Melt a stick (4 oz.) of unsalted butter in a small pan until bubbling. Add 4 oz. of all-purpose flour and blend together with a whisk or spatula. Once the flour and butter have combined into a cohesive mixture, cook for 2-3 more minutes to get rid of any raw flour taste.
Soak your Beans
Put the dry beans in a large bowl, cover them with water to about an inch deep. Let them sit for a few minutes stirring them occasionally, then dump the water. Do this several times and then, after submerging them under an inch of water again, let them soak overnight.

DAY 2
Ingredients:
1 Medium-large onion, diced
1 Medium-large carrot, skinned and cut into bite-sized pieces
1 Stalk of celery, again, bite-sized pieces
1/2 lb. Andouille Sausage, sliced into coins
Chicken meat (from yesterday’s prep), bite-sized pieces
Chicken stock
1 Cup Dry white wine
Roux
1/3 Cup Fresh Parsley, chopped fine
1 Tbsp Fresh Rosemary, chopped fine
2 Tbsp Olive Oil
Salt & pepper, to taste
Hot sauce, to taste
Get your stock pot on the burner and fire it up. Let it heat for a couple of minutes and then add the olive oil and wait for the shimmer. Add the sausage and push it around, getting it brown all over.
Remove the sausage pieces and set them aside. You’ll re-add them later.
Add the mirepoix (onions, celery, and carrots) and rosemary to the pot and saute for 5-6 minutes, moving it around and picking up some color. Salt and pepper the mirepoix. Add the soaked beans, the wine and the chicken stock. Bring the liquid, beans, and mirepoix to a boil and then reduce to a gentle simmer.
Now, go put in a DVD. The chili needs about two hours of simmer to get the beans tender. (You will need to return to your pot several times to skim the foam that forms on top. I use a simple strainer that I drag through the foam. If you scoop up some of the beans/mirepoix with the foam, just rinse those pieces off under the tap and return them to the pot.)
When the end credits are rolling, return to the kitchen.
Fish a bean out of the pot with a spoon and taste it to check tenderness. If it’s still a bit stiff, continue simmering. But, if you find it to be acceptably soft, it’s now time to add your roux. The roux, after a night in the fridge, will be about the consistency of play-doh. With a knife, slice off about 1/4 and cut that into smaller pieces. Add them to the still simmering liquid. Stir the pot to melt and incorporate the roux. The liquid will slowly thicken as a result. If the chili doesn’t get to the right consistency in 2-3 minutes, add some more until you get there. Save whatever you don’t use to thicken other stuff. The roux will keep up to several months in the ‘fridge as long as it’s wrapped.

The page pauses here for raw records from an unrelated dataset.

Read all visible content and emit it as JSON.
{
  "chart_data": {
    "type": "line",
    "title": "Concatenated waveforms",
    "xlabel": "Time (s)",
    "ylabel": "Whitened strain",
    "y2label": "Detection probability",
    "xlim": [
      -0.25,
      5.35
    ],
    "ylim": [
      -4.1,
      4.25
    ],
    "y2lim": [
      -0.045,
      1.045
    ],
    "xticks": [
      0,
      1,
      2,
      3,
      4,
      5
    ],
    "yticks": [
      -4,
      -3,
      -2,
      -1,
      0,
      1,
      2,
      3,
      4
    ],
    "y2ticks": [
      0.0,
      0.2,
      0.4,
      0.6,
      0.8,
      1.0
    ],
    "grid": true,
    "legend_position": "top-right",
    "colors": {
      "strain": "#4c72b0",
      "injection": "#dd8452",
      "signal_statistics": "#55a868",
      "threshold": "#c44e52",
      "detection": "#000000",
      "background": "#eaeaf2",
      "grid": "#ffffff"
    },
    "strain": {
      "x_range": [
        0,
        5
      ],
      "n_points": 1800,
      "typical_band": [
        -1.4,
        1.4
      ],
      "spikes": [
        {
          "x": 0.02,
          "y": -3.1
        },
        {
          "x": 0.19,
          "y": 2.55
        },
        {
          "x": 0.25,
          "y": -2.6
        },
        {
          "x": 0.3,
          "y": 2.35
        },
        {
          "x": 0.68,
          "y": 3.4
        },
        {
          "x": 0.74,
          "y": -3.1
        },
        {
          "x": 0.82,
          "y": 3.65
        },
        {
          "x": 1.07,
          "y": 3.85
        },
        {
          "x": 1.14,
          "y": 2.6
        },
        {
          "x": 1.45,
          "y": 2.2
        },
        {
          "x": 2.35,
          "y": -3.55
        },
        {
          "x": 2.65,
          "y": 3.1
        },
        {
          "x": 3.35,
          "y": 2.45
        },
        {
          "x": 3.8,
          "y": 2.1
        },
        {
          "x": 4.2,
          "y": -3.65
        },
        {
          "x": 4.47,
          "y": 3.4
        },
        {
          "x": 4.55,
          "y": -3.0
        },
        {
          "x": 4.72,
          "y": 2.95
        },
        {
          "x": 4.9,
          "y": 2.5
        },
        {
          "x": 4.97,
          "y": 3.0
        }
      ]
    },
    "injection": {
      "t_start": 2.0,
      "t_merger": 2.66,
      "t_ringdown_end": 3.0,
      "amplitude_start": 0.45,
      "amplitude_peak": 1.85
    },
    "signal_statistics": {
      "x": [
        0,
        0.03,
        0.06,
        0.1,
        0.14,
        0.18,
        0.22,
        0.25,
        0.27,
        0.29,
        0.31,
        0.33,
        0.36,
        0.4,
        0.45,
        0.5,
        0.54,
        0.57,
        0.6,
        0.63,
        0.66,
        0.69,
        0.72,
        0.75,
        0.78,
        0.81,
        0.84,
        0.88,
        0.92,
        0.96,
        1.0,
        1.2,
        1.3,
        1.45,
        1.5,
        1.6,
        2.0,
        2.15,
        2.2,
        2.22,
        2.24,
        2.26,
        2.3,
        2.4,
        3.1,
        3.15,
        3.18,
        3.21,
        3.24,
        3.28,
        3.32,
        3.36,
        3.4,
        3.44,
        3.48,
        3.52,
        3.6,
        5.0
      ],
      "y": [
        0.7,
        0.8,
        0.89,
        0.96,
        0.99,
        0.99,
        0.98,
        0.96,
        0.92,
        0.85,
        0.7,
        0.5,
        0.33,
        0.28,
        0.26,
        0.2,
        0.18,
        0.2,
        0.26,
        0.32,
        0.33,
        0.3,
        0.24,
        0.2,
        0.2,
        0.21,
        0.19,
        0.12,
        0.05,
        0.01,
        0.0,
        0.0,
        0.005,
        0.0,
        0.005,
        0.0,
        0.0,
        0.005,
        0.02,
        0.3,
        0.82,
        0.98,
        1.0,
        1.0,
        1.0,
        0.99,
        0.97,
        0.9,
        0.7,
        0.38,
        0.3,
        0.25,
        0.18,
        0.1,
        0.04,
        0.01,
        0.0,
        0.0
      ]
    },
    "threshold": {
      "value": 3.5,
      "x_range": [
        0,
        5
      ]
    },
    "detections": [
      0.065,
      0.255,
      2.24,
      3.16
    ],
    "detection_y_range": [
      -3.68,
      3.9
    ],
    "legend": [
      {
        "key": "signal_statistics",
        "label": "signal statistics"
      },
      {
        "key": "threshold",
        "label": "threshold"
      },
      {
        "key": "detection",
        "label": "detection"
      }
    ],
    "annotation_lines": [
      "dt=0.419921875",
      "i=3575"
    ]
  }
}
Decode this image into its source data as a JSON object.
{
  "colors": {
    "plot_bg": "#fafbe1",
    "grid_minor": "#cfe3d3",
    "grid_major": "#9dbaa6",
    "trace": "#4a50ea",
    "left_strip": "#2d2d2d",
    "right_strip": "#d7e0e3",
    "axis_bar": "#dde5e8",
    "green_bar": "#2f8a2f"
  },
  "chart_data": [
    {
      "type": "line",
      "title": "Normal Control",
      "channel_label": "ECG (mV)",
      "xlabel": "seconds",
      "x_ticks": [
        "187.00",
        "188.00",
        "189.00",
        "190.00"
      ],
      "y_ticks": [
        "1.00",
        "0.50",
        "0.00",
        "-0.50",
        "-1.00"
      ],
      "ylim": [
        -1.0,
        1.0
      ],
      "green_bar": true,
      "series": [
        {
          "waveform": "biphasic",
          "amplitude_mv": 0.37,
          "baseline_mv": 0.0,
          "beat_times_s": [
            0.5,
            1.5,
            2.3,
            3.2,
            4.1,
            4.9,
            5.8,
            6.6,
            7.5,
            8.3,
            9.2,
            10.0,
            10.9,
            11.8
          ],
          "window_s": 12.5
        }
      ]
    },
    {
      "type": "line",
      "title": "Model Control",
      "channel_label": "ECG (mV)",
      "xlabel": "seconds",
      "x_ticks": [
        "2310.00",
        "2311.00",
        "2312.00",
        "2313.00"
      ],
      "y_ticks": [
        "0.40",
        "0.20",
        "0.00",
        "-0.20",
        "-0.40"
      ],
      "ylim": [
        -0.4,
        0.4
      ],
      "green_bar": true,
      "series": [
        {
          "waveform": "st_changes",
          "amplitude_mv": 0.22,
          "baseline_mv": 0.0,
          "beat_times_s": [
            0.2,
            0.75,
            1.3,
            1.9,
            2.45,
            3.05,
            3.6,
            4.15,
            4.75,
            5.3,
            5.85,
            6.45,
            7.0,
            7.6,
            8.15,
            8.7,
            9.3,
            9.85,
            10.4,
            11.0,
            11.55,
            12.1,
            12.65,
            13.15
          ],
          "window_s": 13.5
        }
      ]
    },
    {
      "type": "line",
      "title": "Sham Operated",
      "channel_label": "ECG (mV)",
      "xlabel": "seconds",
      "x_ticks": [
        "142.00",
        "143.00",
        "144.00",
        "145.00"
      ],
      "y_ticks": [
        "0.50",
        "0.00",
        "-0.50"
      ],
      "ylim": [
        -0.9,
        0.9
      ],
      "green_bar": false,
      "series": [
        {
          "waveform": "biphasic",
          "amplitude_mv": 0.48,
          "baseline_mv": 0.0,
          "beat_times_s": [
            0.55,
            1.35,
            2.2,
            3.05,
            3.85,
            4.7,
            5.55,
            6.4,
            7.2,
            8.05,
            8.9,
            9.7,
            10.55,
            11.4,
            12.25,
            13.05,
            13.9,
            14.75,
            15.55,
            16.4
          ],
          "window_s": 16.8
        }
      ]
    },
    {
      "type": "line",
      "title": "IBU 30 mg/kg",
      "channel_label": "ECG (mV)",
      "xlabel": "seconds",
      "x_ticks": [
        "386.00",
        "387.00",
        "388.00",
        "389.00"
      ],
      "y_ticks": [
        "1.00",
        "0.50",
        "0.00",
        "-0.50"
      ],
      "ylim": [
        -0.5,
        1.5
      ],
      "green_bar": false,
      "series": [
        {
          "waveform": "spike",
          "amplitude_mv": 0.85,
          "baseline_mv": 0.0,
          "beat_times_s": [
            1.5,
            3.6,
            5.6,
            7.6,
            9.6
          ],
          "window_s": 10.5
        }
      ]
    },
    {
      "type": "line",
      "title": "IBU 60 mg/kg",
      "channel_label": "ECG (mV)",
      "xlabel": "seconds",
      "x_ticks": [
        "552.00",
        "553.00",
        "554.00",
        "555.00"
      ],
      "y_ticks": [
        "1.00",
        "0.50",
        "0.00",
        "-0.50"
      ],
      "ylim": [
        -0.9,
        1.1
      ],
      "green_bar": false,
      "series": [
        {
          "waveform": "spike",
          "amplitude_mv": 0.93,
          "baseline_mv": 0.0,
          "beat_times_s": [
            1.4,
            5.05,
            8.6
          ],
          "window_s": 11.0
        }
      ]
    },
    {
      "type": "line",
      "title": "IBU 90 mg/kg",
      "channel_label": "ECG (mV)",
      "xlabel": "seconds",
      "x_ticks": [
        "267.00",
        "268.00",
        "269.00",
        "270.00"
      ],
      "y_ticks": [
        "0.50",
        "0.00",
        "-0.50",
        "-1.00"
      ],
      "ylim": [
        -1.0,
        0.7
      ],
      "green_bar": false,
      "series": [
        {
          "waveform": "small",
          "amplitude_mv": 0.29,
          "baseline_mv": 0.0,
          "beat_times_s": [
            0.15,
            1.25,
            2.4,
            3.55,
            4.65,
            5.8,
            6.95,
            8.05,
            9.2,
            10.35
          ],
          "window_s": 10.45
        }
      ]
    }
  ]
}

You’re galloping toward the finish line at this point.
Add the roasted garlic sauce, chopped chicken meat, the sausage, and the parsley and stir it up (little darling).
Finally, adjust the flavor to your liking with salt and hot sauce.
This is a very flexible dish and will tolerate a lot of adjustment. If you want to add freshly chopped peppers, or lemon zest/juice, or omit rosemary, or substitute pork – go ahead.
Now for wine.
As for a wine, light to medium-bodied red with some zing is just what’s called for. I would strongly recommend a Grenache (Garnacha, if it’s from Spain) such as our Tres Picos Vinas Viejas (Old Vine). It has intense flavors of black raspberry, black cherry, and black pepper (a bunch of black things) along with enough body to stand-up to the chili.
Another solid recommendation would be a Cotes du Rhone, such as the Domaine Mordoree 2010. It’s a dark ruby with flavors of black currant and violet. Melted and fine tannins, this wine has a good finish and is an earthy match for the chili.